A: APPARENTLY SO. There's something about the low notes of his voice that sticks with me.
- Someone remind me to google whether someone has translated Madame Gao's lines...
- I like how everyone at least looks at Madame Gao when they're answering her questions.
- DMMd guy is so chill. The chillest.
- KAREN THIS IS LITERALLY HOW YOU GET DEAD STOP THAT.
- On the plus side, Matt is a super hero so MAYBE YOU WON'T.
- That hoodie looks so soft and comfy, which is a ridiculous thing to be thinking but I am invested in Matt's wardrobe.
- SERIOUSLY YOU ARE GOING TO DIE FOR A USB STICK KAREN.
- Hey look, it's murder dude from earlier!

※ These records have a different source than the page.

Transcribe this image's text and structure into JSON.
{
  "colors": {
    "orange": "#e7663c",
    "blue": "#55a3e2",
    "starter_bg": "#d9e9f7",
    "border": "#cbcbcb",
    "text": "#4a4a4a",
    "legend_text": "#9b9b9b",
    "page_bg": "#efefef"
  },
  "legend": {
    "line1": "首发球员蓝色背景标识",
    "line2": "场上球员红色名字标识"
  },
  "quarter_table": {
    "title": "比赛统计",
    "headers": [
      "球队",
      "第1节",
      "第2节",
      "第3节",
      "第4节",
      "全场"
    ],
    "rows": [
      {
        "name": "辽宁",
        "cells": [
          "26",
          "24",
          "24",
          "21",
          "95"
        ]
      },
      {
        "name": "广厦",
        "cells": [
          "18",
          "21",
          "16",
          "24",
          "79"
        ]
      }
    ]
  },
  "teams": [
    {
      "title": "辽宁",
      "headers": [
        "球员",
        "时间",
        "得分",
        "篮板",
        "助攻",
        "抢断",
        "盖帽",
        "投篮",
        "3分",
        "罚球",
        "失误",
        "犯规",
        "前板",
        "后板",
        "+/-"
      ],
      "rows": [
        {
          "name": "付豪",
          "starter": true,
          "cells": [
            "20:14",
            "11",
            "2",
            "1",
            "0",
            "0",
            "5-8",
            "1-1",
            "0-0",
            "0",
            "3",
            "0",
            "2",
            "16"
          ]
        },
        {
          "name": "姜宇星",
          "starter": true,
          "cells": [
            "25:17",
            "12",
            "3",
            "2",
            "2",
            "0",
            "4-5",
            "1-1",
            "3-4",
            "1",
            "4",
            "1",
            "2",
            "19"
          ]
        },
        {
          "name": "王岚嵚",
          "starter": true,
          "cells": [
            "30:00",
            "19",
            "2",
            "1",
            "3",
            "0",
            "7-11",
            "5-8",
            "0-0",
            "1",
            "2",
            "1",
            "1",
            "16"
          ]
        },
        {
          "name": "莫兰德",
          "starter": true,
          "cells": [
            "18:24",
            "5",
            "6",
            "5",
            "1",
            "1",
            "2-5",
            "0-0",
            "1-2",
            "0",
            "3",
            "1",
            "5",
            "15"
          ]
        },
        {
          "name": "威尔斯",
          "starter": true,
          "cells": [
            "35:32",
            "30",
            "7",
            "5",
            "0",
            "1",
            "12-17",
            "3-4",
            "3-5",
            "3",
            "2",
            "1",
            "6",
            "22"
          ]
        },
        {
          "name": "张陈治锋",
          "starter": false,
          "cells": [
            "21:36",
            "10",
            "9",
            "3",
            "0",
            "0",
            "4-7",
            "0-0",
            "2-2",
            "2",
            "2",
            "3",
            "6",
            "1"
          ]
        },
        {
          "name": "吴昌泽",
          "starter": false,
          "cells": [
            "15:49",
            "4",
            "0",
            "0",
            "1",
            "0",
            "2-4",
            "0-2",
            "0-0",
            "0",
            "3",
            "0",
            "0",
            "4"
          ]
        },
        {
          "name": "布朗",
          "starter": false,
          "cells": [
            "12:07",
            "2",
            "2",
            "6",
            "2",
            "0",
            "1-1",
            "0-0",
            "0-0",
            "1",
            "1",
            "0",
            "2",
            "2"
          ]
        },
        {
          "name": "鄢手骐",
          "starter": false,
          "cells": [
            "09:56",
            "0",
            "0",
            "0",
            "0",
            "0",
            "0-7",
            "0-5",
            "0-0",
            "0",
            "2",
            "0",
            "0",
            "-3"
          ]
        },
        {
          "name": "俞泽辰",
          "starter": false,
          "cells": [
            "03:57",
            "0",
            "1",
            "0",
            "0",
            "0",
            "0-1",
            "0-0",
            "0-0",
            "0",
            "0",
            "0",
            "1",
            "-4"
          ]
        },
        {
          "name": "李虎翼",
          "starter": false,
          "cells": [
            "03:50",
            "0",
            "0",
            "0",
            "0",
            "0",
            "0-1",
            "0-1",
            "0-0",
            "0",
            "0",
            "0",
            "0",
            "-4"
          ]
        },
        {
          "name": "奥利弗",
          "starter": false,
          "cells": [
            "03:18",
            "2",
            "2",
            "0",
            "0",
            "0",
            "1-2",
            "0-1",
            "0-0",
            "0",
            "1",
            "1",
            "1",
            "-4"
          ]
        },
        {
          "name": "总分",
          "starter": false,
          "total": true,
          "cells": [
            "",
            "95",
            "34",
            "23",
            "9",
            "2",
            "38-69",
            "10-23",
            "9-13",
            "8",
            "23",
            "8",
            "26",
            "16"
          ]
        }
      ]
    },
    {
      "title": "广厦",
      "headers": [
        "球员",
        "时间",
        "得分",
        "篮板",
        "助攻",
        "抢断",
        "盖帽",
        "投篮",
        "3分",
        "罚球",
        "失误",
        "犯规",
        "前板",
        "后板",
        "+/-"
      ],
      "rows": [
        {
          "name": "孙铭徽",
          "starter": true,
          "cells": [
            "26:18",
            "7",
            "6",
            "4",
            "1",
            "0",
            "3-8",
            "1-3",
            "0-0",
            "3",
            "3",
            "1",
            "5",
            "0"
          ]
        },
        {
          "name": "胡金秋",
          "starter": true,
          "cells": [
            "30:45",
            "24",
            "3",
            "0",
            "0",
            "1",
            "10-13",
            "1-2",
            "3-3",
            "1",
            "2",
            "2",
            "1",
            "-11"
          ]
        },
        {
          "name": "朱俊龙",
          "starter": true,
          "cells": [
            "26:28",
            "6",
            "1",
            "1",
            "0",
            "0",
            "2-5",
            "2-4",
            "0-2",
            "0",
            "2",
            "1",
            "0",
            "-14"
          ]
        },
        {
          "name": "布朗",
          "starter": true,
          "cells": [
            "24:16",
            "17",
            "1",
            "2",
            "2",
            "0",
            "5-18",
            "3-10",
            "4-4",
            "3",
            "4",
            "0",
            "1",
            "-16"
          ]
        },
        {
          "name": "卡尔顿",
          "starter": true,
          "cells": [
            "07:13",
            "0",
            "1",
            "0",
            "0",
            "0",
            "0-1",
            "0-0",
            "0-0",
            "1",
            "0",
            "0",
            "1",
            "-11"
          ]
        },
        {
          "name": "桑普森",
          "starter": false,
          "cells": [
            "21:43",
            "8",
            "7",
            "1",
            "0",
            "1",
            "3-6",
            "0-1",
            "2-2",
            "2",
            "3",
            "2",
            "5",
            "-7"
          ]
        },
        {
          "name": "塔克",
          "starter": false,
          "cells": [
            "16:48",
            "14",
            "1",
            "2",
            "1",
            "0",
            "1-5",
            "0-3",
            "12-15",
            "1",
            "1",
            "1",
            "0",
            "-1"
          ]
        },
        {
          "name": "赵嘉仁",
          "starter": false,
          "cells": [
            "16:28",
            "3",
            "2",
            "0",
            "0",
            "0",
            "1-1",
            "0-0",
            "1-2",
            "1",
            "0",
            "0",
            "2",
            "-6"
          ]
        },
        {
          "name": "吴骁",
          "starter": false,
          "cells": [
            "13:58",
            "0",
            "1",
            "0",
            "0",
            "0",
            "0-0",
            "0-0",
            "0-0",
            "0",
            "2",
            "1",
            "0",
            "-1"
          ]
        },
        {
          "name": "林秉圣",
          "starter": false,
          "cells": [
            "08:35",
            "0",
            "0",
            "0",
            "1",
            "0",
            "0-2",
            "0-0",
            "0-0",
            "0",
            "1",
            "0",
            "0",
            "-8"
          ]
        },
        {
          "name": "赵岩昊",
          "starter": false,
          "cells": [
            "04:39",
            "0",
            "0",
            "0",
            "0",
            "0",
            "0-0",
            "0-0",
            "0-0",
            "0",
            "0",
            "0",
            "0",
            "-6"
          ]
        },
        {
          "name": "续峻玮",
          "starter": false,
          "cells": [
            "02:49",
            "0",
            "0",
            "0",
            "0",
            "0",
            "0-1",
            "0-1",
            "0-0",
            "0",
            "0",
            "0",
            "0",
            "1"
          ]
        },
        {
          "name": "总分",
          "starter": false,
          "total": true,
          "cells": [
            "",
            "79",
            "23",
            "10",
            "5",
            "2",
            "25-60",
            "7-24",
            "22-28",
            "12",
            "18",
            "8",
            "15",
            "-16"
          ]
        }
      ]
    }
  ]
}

- Matt you just got sliced and you didn't even care! YOU DON'T HAVE A HEALING FACTOR DARLING PLEASE STOP THAT
- Matt walking along the wall to fuck a guy up is great.
- NO MATTY YOU DON'T HAVE THE REGEN TO TANK THAT FALL FUCKING STOP THAT.
- THESE FIGHT SCENES THOUGH. Like, good fight scenes will get you a long way with me (See also: the entire Raid franchise.), so I am willing to forgive it a lot for the flips and knifework. Plus, this is a lot closer to the style of The Raid where everything is a lot more brutal. (I REALLY like the fights in the Raid and the Raid 2, I'm not gonna lie.)
- Karen looks so honestly delighted that she's not dead!
- DO YOU REALLY NOT RECOGNISE MATT'S VOICE?!
- "They may be of use" I am so not okay with the idea of Kingpin manipulating Foggy and Matt into his bidding, nooooo.
- KAREN DO NOT WIFE THESE MEN THAT IS NOT SAFE.
- Nelson, Murdock and Page: the adorable law firm/found family of my heart! *faceclutch*
- NOOOOOOOOOOOOOO THIS IS NOT THE FOLLOW-UP I WANTED TO AN ADORABLE SCENE OF THE FAMILY STOP THAT. WHY IS EVERYONE DEAD.
- Oh, I swear someone mentioned that something is REALLY FUCKED UP about Madame Gao's operation and its use of blind people, did I miss that or has it been explained?
- I think Matt punching that bag might be the equivalent of Arrow's dude doing the salmon ladder.
- Nooooooooo Gideon Emery why are you kidnapping a small child? I mean, I know it's to trigger Matt's issues in the next episode, but seriously.
In conclusion: MATT MURDOCK GET YE A HEALING FACTOR.